Karl Marx was wrong about many things but right about one thing: the revolutionary way capitalism attacks and destroys feudalism. As I explain in a new study, in India, the rise of capitalism since the economic reforms of 1991 has also attacked and eroded casteism, a social hierarchy that placed four castes on top with a fifth caste — dalits — like dirt beneath the feet of others. Dalits, once called untouchables, were traditionally denied any livelihood save virtual serfdom to landowners and the filthiest, most disease-ridden tasks, such as cleaning toilets and handling dead humans and animals. Remarkably, the opening up of the Indian economy has enabled dalits to break out of their traditional low occupations and start businesses. The Dalit Indian Chamber of Commerce and Industry (DICCI) now boasts over 3,000 millionaire members. This revolution is still in its early stages, but is now unstoppable.
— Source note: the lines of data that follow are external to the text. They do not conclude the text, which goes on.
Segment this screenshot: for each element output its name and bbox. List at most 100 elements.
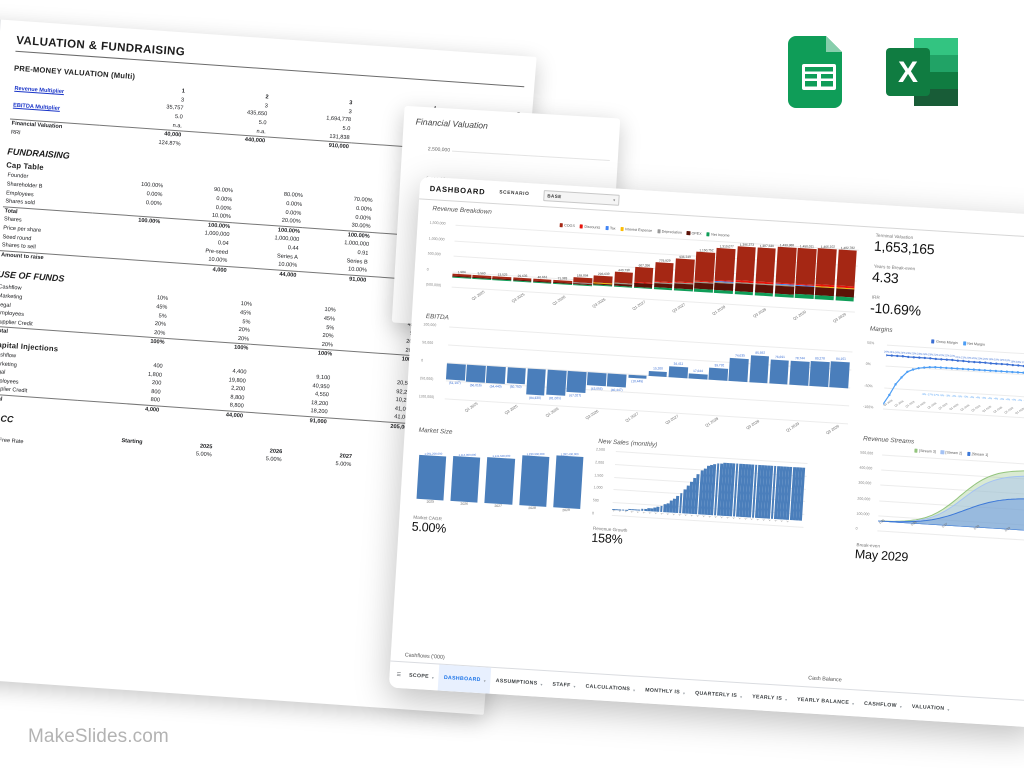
sheet-tab-monthly-is[interactable]: MONTHLY IS ▾ xyxy=(639,677,690,706)
legend-item[interactable]: [Stream 3] xyxy=(914,449,936,454)
bar[interactable]: 84,161 xyxy=(828,356,850,419)
bar[interactable]: (51,197) xyxy=(445,332,467,395)
bar[interactable]: (10,445) xyxy=(626,344,648,407)
sheet-tab-staff[interactable]: STAFF ▾ xyxy=(547,671,582,699)
bar[interactable]: 1,230,900,000 2028 xyxy=(518,452,550,510)
legend-item[interactable]: Interest Expense xyxy=(620,227,652,233)
sheet-tab-cashflow[interactable]: CASHFLOW ▾ xyxy=(858,691,907,720)
legend-item[interactable]: Tax xyxy=(605,226,616,231)
sheet-tab-valuation[interactable]: VALUATION ▾ xyxy=(906,694,955,723)
bar[interactable]: 1,466,102 xyxy=(815,245,837,301)
legend-item[interactable]: OPEX xyxy=(686,231,702,236)
bar[interactable]: 5,560 xyxy=(472,271,492,279)
bar[interactable]: 1,387,630 xyxy=(754,243,777,297)
chevron-down-icon[interactable]: ▾ xyxy=(633,687,636,693)
bar[interactable]: (67,027) xyxy=(566,340,588,403)
bar-segment xyxy=(836,249,857,287)
bar[interactable]: (54,440) xyxy=(485,335,507,398)
bar[interactable]: (84,330) xyxy=(525,337,548,401)
revenue-streams-chart[interactable]: 500,000 400,000 300,000 200,000 100,000 0 1/25… xyxy=(855,451,1024,548)
chevron-down-icon[interactable]: ▾ xyxy=(947,706,950,712)
bar[interactable]: 607,356 xyxy=(633,263,654,289)
chevron-down-icon[interactable]: ▾ xyxy=(682,690,686,696)
sheet-tab-assumptions[interactable]: ASSUMPTIONS ▾ xyxy=(490,668,548,697)
margins-chart[interactable]: 50% 0% -50% -100% 24% 24% 24% 24% 23% 23% 23% 23% 23… xyxy=(863,341,1024,426)
bar[interactable]: 80,278 xyxy=(807,355,830,418)
bar-group: (51,197) (56,016) (54,440) (50,750) (84,330)… xyxy=(445,332,850,419)
bar[interactable]: (56,016) xyxy=(465,334,487,397)
bar[interactable]: 296,639 xyxy=(593,272,613,287)
chevron-down-icon[interactable]: ▾ xyxy=(431,674,435,680)
bar[interactable]: 936,249 xyxy=(673,254,695,292)
bar[interactable]: (43,056) xyxy=(586,341,608,404)
bar[interactable]: 13,525 xyxy=(492,273,512,281)
bar[interactable]: 189,894 xyxy=(573,274,593,286)
market-size-chart[interactable]: 1,091,200,000 2025 1,114,900,000 2026 1,141,… xyxy=(412,437,586,521)
bar[interactable]: 39,732 xyxy=(707,349,729,412)
dashboard-sheet[interactable]: DASHBOARD SCENARIO BASE ▾ Revenue Breakd… xyxy=(388,176,1024,728)
bar[interactable]: 1,282,400,000 2029 xyxy=(553,452,584,512)
bar[interactable]: 1,141,500,000 2027 xyxy=(484,454,515,508)
bar[interactable]: 1,310,077 xyxy=(714,244,736,294)
bar[interactable]: 1,150,752 xyxy=(694,248,716,293)
bar-segment xyxy=(492,278,512,281)
bar[interactable]: 1,396,373 xyxy=(734,242,756,296)
bar[interactable]: 1,450,011 xyxy=(794,244,817,299)
legend-item[interactable]: Net Margin xyxy=(962,341,985,347)
sheet-tab-quarterly-is[interactable]: QUARTERLY IS ▾ xyxy=(689,680,748,709)
sheet-tab-calculations[interactable]: CALCULATIONS ▾ xyxy=(580,673,641,703)
bar-segment xyxy=(674,258,695,283)
bar[interactable]: 71,383 xyxy=(553,276,572,284)
scenario-dropdown[interactable]: BASE ▾ xyxy=(543,189,620,206)
bar[interactable]: 1,114,900,000 2026 xyxy=(450,453,481,506)
bar[interactable]: 29,636 xyxy=(512,274,532,282)
bar[interactable]: 779,929 xyxy=(653,259,675,291)
bar[interactable]: (81,021) xyxy=(546,339,568,402)
data-label: -9% xyxy=(921,392,927,397)
all-sheets-icon[interactable]: ☰ xyxy=(396,671,402,679)
legend-item[interactable]: [Stream 1] xyxy=(966,452,988,457)
bar[interactable]: 34,411 xyxy=(666,346,688,409)
bar-rect xyxy=(748,355,770,384)
bar[interactable]: 76,691 xyxy=(767,352,790,415)
chevron-down-icon[interactable]: ▾ xyxy=(784,696,788,702)
bar[interactable]: 15,200 xyxy=(646,345,668,408)
legend-item[interactable]: Net Income xyxy=(706,232,730,238)
data-label: (84,330) xyxy=(529,396,541,401)
axis-tick-label: Q1 2027 xyxy=(624,411,640,423)
bar[interactable]: 74,635 xyxy=(727,350,749,413)
chevron-down-icon[interactable]: ▾ xyxy=(483,677,486,683)
sheet-tab-yearly-balance[interactable]: YEARLY BALANCE ▾ xyxy=(791,686,860,716)
chevron-down-icon[interactable]: ▾ xyxy=(740,693,743,699)
bar-segment xyxy=(815,295,834,301)
bar[interactable]: 440,738 xyxy=(613,268,634,288)
data-label: 1,387,630 xyxy=(759,243,775,248)
bar[interactable]: (50,750) xyxy=(505,336,527,399)
bar[interactable]: 1,482,782 xyxy=(835,246,857,302)
bar[interactable]: 1,091,200,000 2025 xyxy=(416,451,447,504)
chevron-down-icon[interactable]: ▾ xyxy=(899,703,902,709)
bar[interactable]: (40,447) xyxy=(606,342,628,405)
sheet-tab-yearly-is[interactable]: YEARLY IS ▾ xyxy=(746,684,793,713)
sheet-tab-dashboard[interactable]: DASHBOARD ▾ xyxy=(438,664,492,694)
chevron-down-icon[interactable]: ▾ xyxy=(540,681,543,687)
bar[interactable]: 1,433,988 xyxy=(774,244,797,298)
bar[interactable]: 78,744 xyxy=(787,354,810,417)
axis-tick-label: (100,000) xyxy=(418,394,435,400)
chevron-down-icon[interactable]: ▾ xyxy=(573,683,576,689)
legend-item[interactable]: [Stream 2] xyxy=(940,450,962,455)
revenue-breakdown-chart[interactable]: 1,500,000 1,000,000 500,000 0 (500,000) 1,984… xyxy=(425,221,859,324)
bar[interactable]: 1,984 xyxy=(452,270,472,278)
axis-tick-label: 2,500,000 xyxy=(427,146,451,154)
bar[interactable]: 40,661 xyxy=(532,275,552,283)
bar[interactable]: 17,644 xyxy=(687,347,709,410)
legend-item[interactable]: Depreciation xyxy=(656,229,682,235)
sheet-tab-scope[interactable]: SCOPE ▾ xyxy=(403,662,439,690)
chevron-down-icon[interactable]: ▾ xyxy=(851,700,855,706)
legend-item[interactable]: COGS xyxy=(559,223,575,228)
bar[interactable]: 85,692 xyxy=(747,351,770,414)
bar-segment xyxy=(754,291,774,297)
legend-item[interactable]: Gross Margin xyxy=(931,339,958,345)
legend-item[interactable]: Discounts xyxy=(579,224,600,230)
new-sales-chart[interactable]: 2,500 2,000 1,500 1,000 500 0 1/25 1/25 1/25 1/25… xyxy=(591,447,808,535)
Milind Kamble, head of DICCI, says capitalism has been the key to breaking down the old caste system. During the socialist days of India’s command economy, the lucky few with industrial licenses ran virtual monopolies and placed orders for supplies and logistics entirely with members of their own caste. But after the 1991 reforms opened the floodgates of competition, businesses soon discovered that to survive, they had to find the most competitive inputs. What mattered was the price of your supplier, not his caste.

November 24, 2014

India’s slavery problem

Filed under: India — Tags: , , — Nicholas @ 00:02

In The Diplomat, Ankit Panda talks about the prevalence of modern slavery in India:

The 2014 Global Slavery Report, conducted by the Walk Free Foundation, estimates that India has the highest number of individuals living in slavery out of any country worldwide. The report finds that out of an estimated 35.8 million men, women and children around the world living under conditions of modern slavery, 14 million are in India (followed by 3 million in China and 2 million in Pakistan). India ranked first in terms of absolute numbers of people in modern slavery, and fifth overall in terms of percentage of its total population (1.14 percent) living in modern slavery (Mauritania, Uzbekistan, Haiti, and Qatar ranked above India, in that order). The total number of slaves in India is 20 percent higher than the 2013 report because of a change in methodology.

Modern slaves are defined as individuals subject to forced labor, debt bondage, human trafficking, forced sexual exploitation, and forced marriage. This is a considerably broader understanding of slavery that addresses issues of human and labor rights beyond the conventional understanding of the term as human property. This is in part why the 2014 report estimates 35.8 million modern slaves worldwide while the International Labor Organization (ILO) counts 21 million worldwide — the ILO estimate focuses on forced labor primarily. According to the Walk Free Foundation, evidence of modern slavery in one form or another was found in all 167 countries surveyed for the 2014 report.

[…]

Given the continued de facto importance of caste in Indian society, social factors play a role in poor labor and human security outcomes for certain sections of Indian society. The report in particular highlights the vulnerable position of India’s Dalit caste, noting that they have the “least social protections and are highly vulnerable to severe forms of exploitation and modern slavery.” It also notes the relatively poor state of women’s rights in the country, leading to “significant discrimination and high rates of sexual violence” against women and girls in India.